Nous voulons des missions claires, définies, un cadre, de la clarté avec de l’autonomie réelle et un respect des rôles.
Nous savons organiser, anticiper, délivrer. Des compétences inestimables, indispensables, dans chaque organisation.
On a appris dans les études … et sur le terrain, beaucoup. Car chaque poste est un grand saut qui nous a forgés. On a appris à s’adapter – au PC, au smartphone, aux Powerpoint, à Excel, aux agendas partagés, à Internet, aux réseaux internes, externes, retenu quelques leçons inestimables pour survivre en entreprise, et choisir le poste qui est aligné, qui respecte notre équilibre vie pro-vie perso. Mais on ne tolère pas l’incompétence.
Les jeunes nous prennent pour des “boomer relous” alors que nous ne faisons que demander des consignes, un suivi et des validations claires. Nous, lorsqu’on communique, c’est pour de vrai, pas que derrière un écran.
🔹 3. Dans les coulisses : 2 missions, 2 clashs
- Chez KL, en tant qu’ambassadrice, j’ai eu des infos contradictoires, des consignes qui changent d’un jour à l’autre, des juniors qui ne géraient pas, mal, et moi qui essuie les plâtres, qui rattrape tout. J’ai exprimé mes limites aux managers, indiqué clairement ce que je ne tolérerais pas deux fois, sans drama, mais avec une vraie intention, et prête à partir si je n’ étais pas entendue.
- Chez TB, j’ai vu un stagiaire rater la moitié des réunions, commencer son stage avec deux semaines de retard car il n’a pas anticipé sa recherche de logement – je rêve , qui a mis encore deux semaines de plus pour faire une seule vidéo Tiktok quand je produisais trois articles de blog à 1 200 mots par semaine ainsi que 3 publications par semaine aussi pour deux réseaux sociaux différents, et au final il est parti en se plaignant de ne pas être payé, sans avertir celle sur qui son absence de travail retombe- moi- alors qu’on ne l’a pas pris en traitre, c’était le deal sur l’annonce (stage non rémunéré).

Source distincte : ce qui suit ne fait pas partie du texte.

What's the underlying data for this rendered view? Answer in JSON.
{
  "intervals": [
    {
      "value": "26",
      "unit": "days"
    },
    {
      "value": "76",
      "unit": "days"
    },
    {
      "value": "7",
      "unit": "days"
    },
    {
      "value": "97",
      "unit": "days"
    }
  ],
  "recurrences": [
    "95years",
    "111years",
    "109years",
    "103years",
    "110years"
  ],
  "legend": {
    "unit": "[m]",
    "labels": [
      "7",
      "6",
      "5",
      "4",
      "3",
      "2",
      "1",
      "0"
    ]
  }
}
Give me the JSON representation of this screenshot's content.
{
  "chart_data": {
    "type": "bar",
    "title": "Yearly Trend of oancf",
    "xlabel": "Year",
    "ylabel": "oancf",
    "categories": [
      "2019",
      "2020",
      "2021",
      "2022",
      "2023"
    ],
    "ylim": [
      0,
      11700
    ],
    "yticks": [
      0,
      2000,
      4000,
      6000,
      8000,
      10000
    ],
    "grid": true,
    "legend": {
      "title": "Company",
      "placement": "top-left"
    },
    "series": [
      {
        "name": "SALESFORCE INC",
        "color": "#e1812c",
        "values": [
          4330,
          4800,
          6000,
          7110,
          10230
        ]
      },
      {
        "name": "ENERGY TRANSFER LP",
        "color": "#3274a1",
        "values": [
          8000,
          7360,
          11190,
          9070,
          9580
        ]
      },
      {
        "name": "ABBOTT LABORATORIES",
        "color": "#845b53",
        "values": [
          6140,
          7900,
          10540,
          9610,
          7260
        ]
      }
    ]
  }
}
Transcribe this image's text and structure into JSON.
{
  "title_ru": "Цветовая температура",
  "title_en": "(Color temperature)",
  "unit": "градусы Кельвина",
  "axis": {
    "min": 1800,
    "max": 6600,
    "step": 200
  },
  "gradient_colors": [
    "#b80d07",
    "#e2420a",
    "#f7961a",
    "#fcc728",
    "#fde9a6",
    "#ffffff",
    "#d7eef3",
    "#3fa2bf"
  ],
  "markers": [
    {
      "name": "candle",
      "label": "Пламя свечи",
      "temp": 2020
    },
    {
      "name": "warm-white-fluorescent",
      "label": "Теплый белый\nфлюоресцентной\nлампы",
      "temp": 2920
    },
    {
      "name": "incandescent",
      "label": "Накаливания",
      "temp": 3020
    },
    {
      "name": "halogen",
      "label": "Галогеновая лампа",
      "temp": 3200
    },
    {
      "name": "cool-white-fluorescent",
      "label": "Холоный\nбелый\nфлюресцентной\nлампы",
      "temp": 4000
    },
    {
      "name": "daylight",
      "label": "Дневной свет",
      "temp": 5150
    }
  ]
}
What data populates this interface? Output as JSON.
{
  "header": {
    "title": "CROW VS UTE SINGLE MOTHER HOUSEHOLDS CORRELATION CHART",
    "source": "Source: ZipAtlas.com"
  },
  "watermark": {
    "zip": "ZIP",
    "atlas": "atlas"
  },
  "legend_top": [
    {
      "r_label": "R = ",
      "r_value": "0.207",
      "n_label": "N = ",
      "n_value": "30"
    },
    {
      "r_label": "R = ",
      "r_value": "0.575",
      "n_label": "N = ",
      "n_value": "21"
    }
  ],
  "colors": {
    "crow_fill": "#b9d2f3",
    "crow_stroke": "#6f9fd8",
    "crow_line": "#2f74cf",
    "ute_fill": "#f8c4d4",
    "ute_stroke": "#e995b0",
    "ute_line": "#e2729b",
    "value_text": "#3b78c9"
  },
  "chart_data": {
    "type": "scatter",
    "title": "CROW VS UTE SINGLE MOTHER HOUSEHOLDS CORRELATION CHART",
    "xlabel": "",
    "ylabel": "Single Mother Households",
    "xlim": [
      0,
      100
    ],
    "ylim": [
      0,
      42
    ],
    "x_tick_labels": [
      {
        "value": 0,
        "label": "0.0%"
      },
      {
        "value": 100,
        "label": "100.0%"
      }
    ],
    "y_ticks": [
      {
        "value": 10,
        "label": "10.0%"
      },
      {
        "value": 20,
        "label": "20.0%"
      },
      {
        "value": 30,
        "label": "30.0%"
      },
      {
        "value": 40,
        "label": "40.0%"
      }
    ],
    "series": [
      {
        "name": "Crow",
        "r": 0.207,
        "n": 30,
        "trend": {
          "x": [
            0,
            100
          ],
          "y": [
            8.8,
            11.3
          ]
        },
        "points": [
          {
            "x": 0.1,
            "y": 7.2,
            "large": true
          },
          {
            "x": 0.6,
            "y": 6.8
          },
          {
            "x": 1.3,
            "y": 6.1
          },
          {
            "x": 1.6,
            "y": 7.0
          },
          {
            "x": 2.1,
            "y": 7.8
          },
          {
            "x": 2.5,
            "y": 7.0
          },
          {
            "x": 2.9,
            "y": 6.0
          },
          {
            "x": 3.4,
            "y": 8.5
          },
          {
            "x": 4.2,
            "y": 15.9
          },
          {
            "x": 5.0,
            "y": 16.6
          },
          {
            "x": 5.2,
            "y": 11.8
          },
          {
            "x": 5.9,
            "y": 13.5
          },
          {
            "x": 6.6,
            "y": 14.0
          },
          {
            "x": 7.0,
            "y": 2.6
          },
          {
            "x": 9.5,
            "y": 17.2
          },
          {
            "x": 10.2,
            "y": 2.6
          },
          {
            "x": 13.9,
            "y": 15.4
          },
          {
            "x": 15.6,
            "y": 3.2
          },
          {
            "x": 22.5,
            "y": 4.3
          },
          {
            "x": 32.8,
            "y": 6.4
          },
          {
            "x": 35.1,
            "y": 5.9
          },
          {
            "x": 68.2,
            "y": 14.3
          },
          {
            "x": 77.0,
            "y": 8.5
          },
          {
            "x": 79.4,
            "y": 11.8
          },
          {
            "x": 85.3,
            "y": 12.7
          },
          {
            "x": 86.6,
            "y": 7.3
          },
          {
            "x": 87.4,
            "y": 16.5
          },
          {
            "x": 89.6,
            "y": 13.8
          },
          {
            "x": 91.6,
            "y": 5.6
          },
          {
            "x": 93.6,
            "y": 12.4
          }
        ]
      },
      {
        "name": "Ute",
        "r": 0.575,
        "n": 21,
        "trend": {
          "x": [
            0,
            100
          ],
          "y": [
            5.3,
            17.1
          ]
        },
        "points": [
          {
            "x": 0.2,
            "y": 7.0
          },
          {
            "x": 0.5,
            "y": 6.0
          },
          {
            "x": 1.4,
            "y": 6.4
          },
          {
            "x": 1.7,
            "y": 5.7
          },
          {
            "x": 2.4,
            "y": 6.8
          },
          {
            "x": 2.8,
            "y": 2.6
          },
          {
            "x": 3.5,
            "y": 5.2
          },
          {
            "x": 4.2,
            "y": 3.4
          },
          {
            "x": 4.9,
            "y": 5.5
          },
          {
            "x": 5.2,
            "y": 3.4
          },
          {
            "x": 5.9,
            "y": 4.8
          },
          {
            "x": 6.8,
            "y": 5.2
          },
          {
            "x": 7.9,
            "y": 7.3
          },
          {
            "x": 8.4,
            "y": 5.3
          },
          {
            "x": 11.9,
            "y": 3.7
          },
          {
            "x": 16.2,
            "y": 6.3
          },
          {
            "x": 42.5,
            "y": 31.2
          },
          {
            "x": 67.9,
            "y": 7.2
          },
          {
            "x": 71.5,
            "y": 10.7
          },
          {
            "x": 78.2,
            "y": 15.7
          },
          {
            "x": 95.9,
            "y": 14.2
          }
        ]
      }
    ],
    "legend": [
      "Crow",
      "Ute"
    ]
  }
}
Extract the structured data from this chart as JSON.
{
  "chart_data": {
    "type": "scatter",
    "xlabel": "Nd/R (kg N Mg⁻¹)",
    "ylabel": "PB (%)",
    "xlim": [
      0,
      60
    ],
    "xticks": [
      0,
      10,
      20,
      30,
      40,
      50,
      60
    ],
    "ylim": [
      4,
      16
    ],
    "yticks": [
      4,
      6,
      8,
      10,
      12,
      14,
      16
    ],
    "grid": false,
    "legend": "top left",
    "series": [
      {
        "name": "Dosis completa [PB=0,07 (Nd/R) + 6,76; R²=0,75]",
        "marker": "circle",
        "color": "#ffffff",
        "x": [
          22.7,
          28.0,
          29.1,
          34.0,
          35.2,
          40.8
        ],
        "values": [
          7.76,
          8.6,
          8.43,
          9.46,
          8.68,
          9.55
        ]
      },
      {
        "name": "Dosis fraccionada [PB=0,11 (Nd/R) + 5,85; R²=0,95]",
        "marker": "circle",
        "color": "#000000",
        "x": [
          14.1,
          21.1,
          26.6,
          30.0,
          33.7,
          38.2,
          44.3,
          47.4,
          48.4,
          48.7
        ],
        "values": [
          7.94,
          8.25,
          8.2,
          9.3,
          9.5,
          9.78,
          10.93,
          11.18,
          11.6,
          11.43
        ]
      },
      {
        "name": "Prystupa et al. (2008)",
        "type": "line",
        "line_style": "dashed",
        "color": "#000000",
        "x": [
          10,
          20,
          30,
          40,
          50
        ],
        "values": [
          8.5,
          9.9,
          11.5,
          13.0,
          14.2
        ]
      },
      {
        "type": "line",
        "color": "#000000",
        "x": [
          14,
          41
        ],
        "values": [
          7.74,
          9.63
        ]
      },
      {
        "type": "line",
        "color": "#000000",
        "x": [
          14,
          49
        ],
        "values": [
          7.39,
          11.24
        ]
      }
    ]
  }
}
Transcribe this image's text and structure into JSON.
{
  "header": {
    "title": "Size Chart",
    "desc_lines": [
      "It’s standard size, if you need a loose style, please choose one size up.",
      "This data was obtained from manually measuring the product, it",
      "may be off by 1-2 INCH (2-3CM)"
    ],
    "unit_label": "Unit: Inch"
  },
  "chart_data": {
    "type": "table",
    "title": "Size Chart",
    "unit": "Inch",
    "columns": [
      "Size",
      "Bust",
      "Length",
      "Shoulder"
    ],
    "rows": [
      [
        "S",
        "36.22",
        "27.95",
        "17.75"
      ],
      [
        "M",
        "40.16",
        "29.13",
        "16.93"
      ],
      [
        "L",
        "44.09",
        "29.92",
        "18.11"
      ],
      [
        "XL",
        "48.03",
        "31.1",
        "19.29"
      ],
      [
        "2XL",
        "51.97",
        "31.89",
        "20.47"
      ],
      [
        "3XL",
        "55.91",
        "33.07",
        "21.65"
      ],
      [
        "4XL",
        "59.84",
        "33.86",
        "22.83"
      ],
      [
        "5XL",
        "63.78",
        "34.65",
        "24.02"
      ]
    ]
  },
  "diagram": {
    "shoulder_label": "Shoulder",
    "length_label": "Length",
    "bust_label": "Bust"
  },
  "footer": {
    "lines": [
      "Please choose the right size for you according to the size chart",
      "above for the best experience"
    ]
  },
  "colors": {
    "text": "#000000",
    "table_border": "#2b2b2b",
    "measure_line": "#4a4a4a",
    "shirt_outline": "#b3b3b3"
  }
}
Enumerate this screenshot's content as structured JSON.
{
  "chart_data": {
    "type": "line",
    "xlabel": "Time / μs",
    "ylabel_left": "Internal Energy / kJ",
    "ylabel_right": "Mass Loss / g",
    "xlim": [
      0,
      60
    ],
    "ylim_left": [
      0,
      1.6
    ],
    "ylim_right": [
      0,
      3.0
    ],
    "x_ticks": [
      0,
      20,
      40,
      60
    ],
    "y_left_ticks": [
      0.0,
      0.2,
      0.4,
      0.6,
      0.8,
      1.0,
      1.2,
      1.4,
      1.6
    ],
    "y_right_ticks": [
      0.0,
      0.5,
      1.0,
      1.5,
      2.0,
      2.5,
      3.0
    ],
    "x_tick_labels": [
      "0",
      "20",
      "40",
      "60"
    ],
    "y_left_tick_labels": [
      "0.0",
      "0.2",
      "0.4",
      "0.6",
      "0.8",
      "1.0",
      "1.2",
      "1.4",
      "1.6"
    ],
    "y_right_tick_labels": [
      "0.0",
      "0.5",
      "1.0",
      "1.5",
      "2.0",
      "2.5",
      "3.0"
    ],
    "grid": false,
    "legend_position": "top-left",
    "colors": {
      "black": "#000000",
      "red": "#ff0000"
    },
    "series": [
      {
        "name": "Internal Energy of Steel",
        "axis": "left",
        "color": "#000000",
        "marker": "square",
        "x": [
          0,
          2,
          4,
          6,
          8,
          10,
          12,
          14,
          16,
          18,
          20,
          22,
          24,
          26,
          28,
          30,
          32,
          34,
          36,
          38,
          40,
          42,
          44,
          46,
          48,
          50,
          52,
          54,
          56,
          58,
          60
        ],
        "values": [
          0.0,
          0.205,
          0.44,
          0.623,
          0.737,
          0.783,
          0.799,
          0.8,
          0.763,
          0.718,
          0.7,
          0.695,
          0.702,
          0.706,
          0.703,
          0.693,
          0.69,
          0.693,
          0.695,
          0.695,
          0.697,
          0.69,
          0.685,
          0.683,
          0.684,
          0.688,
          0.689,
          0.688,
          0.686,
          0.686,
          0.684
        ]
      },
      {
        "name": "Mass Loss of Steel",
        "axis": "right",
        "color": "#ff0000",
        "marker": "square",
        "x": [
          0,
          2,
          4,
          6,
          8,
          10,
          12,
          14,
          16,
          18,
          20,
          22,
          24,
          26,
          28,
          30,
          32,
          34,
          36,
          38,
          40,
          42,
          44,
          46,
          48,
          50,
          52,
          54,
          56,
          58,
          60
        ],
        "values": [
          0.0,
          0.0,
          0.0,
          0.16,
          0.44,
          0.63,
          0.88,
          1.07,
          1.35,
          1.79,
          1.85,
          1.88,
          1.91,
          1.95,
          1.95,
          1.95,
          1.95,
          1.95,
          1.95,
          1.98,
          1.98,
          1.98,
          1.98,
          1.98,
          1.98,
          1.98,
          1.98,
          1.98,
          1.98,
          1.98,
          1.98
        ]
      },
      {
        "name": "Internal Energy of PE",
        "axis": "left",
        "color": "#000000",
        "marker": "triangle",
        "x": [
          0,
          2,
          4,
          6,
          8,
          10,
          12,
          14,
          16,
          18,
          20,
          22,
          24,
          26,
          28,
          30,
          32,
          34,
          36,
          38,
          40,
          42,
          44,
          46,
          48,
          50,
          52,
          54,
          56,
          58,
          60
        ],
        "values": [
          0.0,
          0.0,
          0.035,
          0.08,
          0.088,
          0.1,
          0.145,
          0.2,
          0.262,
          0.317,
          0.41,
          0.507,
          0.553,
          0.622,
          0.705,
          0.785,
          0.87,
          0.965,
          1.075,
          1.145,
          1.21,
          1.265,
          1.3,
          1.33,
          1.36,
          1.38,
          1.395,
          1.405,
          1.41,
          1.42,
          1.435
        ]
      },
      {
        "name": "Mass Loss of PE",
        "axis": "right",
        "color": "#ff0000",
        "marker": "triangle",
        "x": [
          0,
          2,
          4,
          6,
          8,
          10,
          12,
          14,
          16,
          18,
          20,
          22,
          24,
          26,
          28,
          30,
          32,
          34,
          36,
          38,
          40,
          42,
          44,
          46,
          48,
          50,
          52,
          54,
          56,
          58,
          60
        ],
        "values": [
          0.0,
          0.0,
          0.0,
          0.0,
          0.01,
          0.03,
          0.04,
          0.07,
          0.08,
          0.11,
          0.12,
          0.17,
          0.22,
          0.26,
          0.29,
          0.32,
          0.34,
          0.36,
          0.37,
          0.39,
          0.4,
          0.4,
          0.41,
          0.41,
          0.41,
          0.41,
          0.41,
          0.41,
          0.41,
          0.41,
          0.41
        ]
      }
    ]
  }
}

- Et c’est moi qui passe pour la méchante parce que j’ai de l’exigence – si j’étais son manager je n’aurais jamais toléré son attitude – et une conscience professionnelle. J’avais choisi ce stage en conscience, je n’ai pas quitté le navire malgré le mauvais management, le mauvais cadre. Mais son attitude m’a insupporté au plus haut point.
🔹 4. Ce que ça révèle du monde du travail aujourd’hui
Ces expériences ne sont pas isolées. Elles sont le reflet d’un dysfonctionnement plus large, d’un monde du travail en tension entre générations, valeurs, et priorités. Où l’on constate :
- Une déconnexion entre les attentes et la réalité du terrain : une hiérarchie à l’abri dans les bureaux, qui manage à l’ancienne quel que soit son âge, en imposant sans concertation, et sans écoute du feedback sur le terrain, des conséquences ;
- Un manque de transmission des codes : ponctualité, validation, pilotage ; une génération qui sous prétexte de chercher le sens oublie les bases du travail bien fait ;
- Une confusion entre “liberté” et “absence de cadre” : l’autonomie n’est pas l’absence de cadre, c’est au contraire un cadre bâti dans la concertation et la confiance.
🔹 5. Comment j’ai appris à gérer ça (et poser mes limites)
Ce que ces expériences m’ont appris ?
- Être claire dans ce que je tolère (et ne tolère plus) ;
- Rétablir les bases : brief, validation, deadline, feedback ;
- Dire stop à la surcharge mentale liée au sauvetage d’équipe mal cadrée.
- Partir si je ne me sens pas respectée, alignée, si le cadre ne me convient pas
🔹 6. Conclusion : Travailler ensemble, oui. Mais pas sans règles.
Je crois à la collaboration intergénérationnelle.
Nous sommes tous capables de nous écouter, nous comprendre, pour parvenir à un but commun, qui va dans le sens du développement de l’entreprise. Ce n’est pas une question d’âge, mais de savoir-vivre, de soft skill.
Mais ce n’est pas toujours aux mêmes de structurer, de rattraper les erreurs et d’expliquer les bases.
Le respect, ce n’est pas une affaire d’âge. C’est une affaire de cadre, de clarté… et de réciprocité.